Een goed stedenbouwkundig plan kunnen we zien als een eerste voorwaarde voor het creëren van  ruimtelijke kwaliteit. Maar een goed stedenbouwkundig plan betekent nog geen automatische garantie voor succes. Voor wat betreft de eerder genoemde Arnhemse stadsgezichten is de hoge kwaliteit mede te danken aan ter zake kundige architecten en waarschijnlijk veel meer nog aan de goede onderlinge afstemming van architectuur en stedenbouw gedurende het gehele ontwerp- en totstandkomingsproces.
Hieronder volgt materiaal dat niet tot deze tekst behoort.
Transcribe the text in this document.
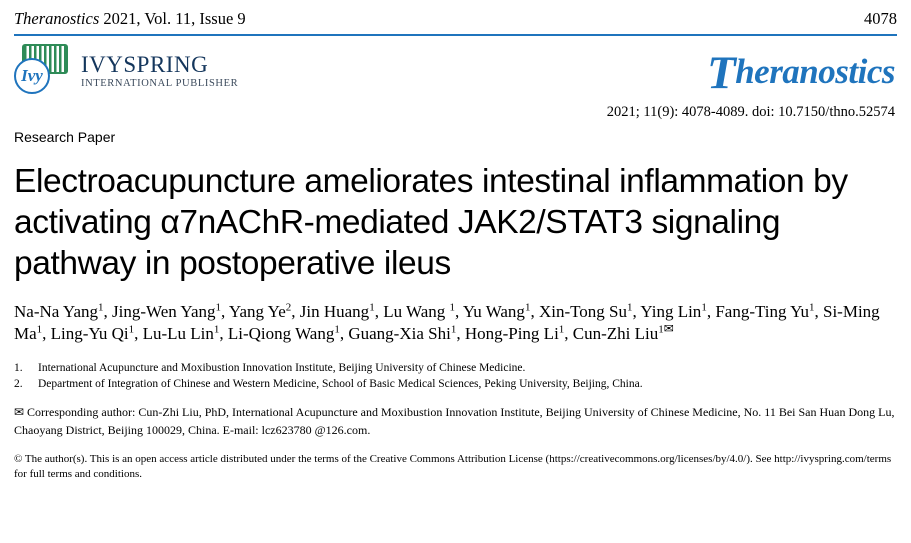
Theranostics 2021, Vol. 11, Issue 9	4078
Ivy IVYSPRING
INTERNATIONAL PUBLISHER	Theranostics
2021; 11(9): 4078-4089. doi: 10.7150/thno.52574
Research Paper
Electroacupuncture ameliorates intestinal inflammation by activating α7nAChR-mediated JAK2/STAT3 signaling pathway in postoperative ileus
Na-Na Yang$^1$, Jing-Wen Yang$^1$, Yang Ye$^2$, Jin Huang$^1$, Lu Wang $^1$, Yu Wang$^1$, Xin-Tong Su$^1$, Ying Lin$^1$, Fang-Ting Yu$^1$, Si-Ming Ma$^1$, Ling-Yu Qi$^1$, Lu-Lu Lin$^1$, Li-Qiong Wang$^1$, Guang-Xia Shi$^1$, Hong-Ping Li$^1$, Cun-Zhi Liu$^{1✉}$
1.	International Acupuncture and Moxibustion Innovation Institute, Beijing University of Chinese Medicine.
2.	Department of Integration of Chinese and Western Medicine, School of Basic Medical Sciences, Peking University, Beijing, China.
✉ Corresponding author: Cun-Zhi Liu, PhD, International Acupuncture and Moxibustion Innovation Institute, Beijing University of Chinese Medicine, No. 11 Bei San Huan Dong Lu, Chaoyang District, Beijing 100029, China. E-mail: lcz623780 @126.com.
© The author(s). This is an open access article distributed under the terms of the Creative Commons Attribution License (https://creativecommons.org/licenses/by/4.0/). See http://ivyspring.com/terms for full terms and conditions.
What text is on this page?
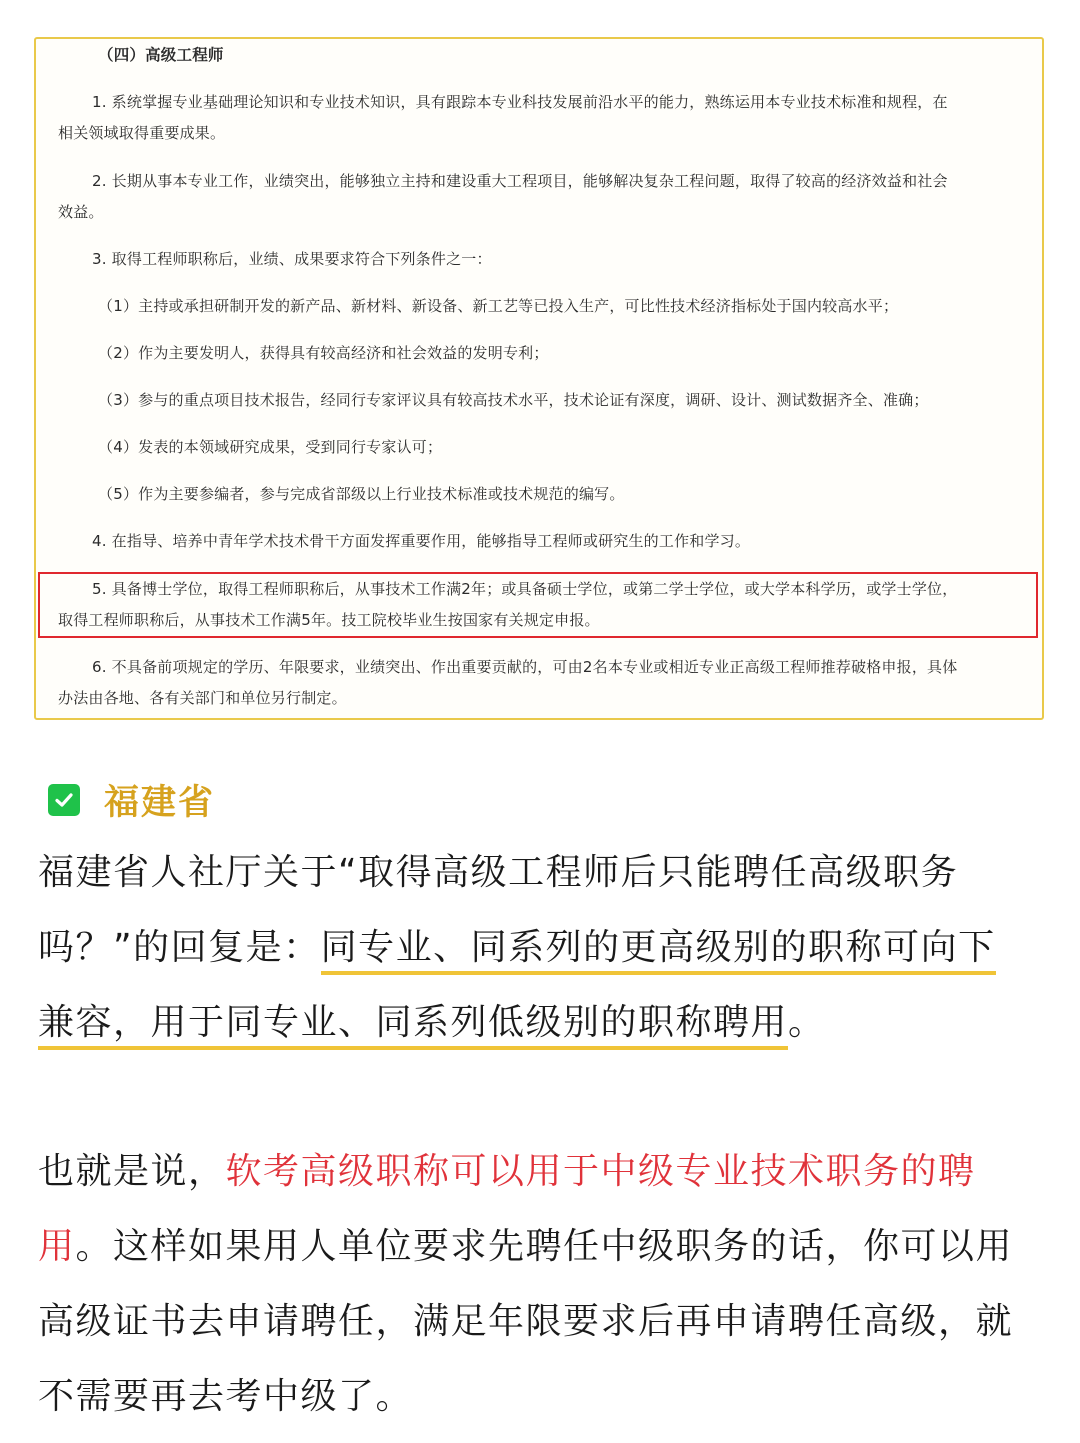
（四）高级工程师
1. 系统掌握专业基础理论知识和专业技术知识，具有跟踪本专业科技发展前沿水平的能力，熟练运用本专业技术标准和规程，在
相关领域取得重要成果。
2. 长期从事本专业工作，业绩突出，能够独立主持和建设重大工程项目，能够解决复杂工程问题，取得了较高的经济效益和社会
效益。
3. 取得工程师职称后，业绩、成果要求符合下列条件之一：
（1）主持或承担研制开发的新产品、新材料、新设备、新工艺等已投入生产，可比性技术经济指标处于国内较高水平；
（2）作为主要发明人，获得具有较高经济和社会效益的发明专利；
（3）参与的重点项目技术报告，经同行专家评议具有较高技术水平，技术论证有深度，调研、设计、测试数据齐全、准确；
（4）发表的本领域研究成果，受到同行专家认可；
（5）作为主要参编者，参与完成省部级以上行业技术标准或技术规范的编写。
4. 在指导、培养中青年学术技术骨干方面发挥重要作用，能够指导工程师或研究生的工作和学习。
5. 具备博士学位，取得工程师职称后，从事技术工作满2年；或具备硕士学位，或第二学士学位，或大学本科学历，或学士学位，
取得工程师职称后，从事技术工作满5年。技工院校毕业生按国家有关规定申报。
6. 不具备前项规定的学历、年限要求，业绩突出、作出重要贡献的，可由2名本专业或相近专业正高级工程师推荐破格申报，具体
办法由各地、各有关部门和单位另行制定。
福建省
福建省人社厅关于“取得高级工程师后只能聘任高级职务
吗？”的回复是：同专业、同系列的更高级别的职称可向下
兼容，用于同专业、同系列低级别的职称聘用。
也就是说，软考高级职称可以用于中级专业技术职务的聘
用。这样如果用人单位要求先聘任中级职务的话，你可以用
高级证书去申请聘任，满足年限要求后再申请聘任高级，就
不需要再去考中级了。
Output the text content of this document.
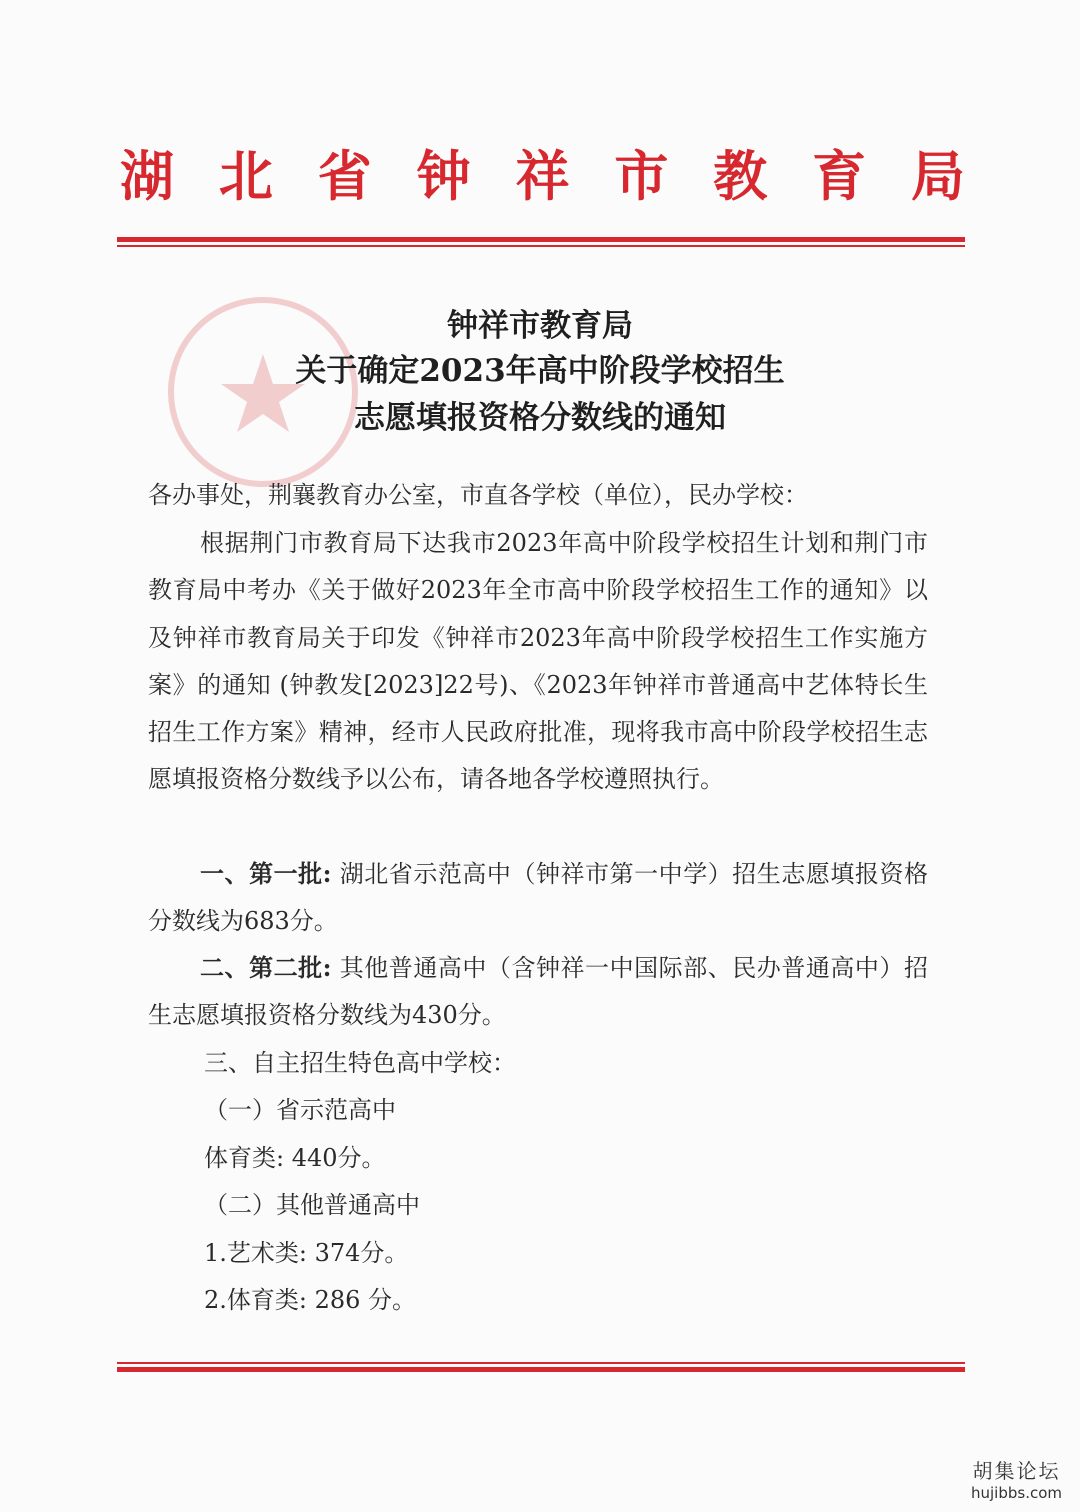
湖 北 省 钟 祥 市 教 育 局
钟祥市教育局
关于确定2023年高中阶段学校招生
志愿填报资格分数线的通知
各办事处，荆襄教育办公室，市直各学校（单位），民办学校：
根据荆门市教育局下达我市2023年高中阶段学校招生计划和荆门市教育局中考办《关于做好2023年全市高中阶段学校招生工作的通知》以及钟祥市教育局关于印发《钟祥市2023年高中阶段学校招生工作实施方案》的通知 (钟教发[2023]22号)、《2023年钟祥市普通高中艺体特长生招生工作方案》精神，经市人民政府批准，现将我市高中阶段学校招生志愿填报资格分数线予以公布，请各地各学校遵照执行。
一、第一批: 湖北省示范高中（钟祥市第一中学）招生志愿填报资格分数线为683分。
二、第二批: 其他普通高中（含钟祥一中国际部、民办普通高中）招生志愿填报资格分数线为430分。
三、自主招生特色高中学校：
（一）省示范高中
体育类: 440分。
（二）其他普通高中
1.艺术类: 374分。
2.体育类: 286 分。
胡集论坛
hujibbs.com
Voor de Arnhemse woningbouwcomplexen werden landelijk bekende architectenbureaus in de arm genomen, waaronder het Rotterdamse architectenbureau De Roos & Overeijnder en het Amsterdamse architectenduo J. Gratama en G. Versteeg. De architectonische uitwerking van de bouwplannen vond plaats in nauw overleg tussen de architecten en Ir. Schaap als directeur Gemeentewerken en het daaronder vallende, door hem opgerichte, bureau voor Bouw- en Woningtoezicht.

Wens

Tot slot een persoonlijke wens voor de toekomst. We leven in een tijdperk gekenmerkt door een terugtredende overheid en een grotere rol voor de marktpartijen. Ik heb de indruk dat daarbij de aandacht voor ruimtelijke kwaliteit vaker dan voorheen naar de achtergrond verschuift.
Wat mij betreft mogen gemeenten de goede onderlinge afstemming van architectuur en stedenbouw weer meer gaan sturen en bewaken. Het inspelen op de geschiedenis en de (potentiële) kwaliteiten van de plek moet daarbij weer een belangrijk uitgangspunt worden, óók bij kleinere (bouw)plannen. Een les uit het Arnhemse verleden waarmee we ook vandaag en morgen ons voordeel kunnen doen!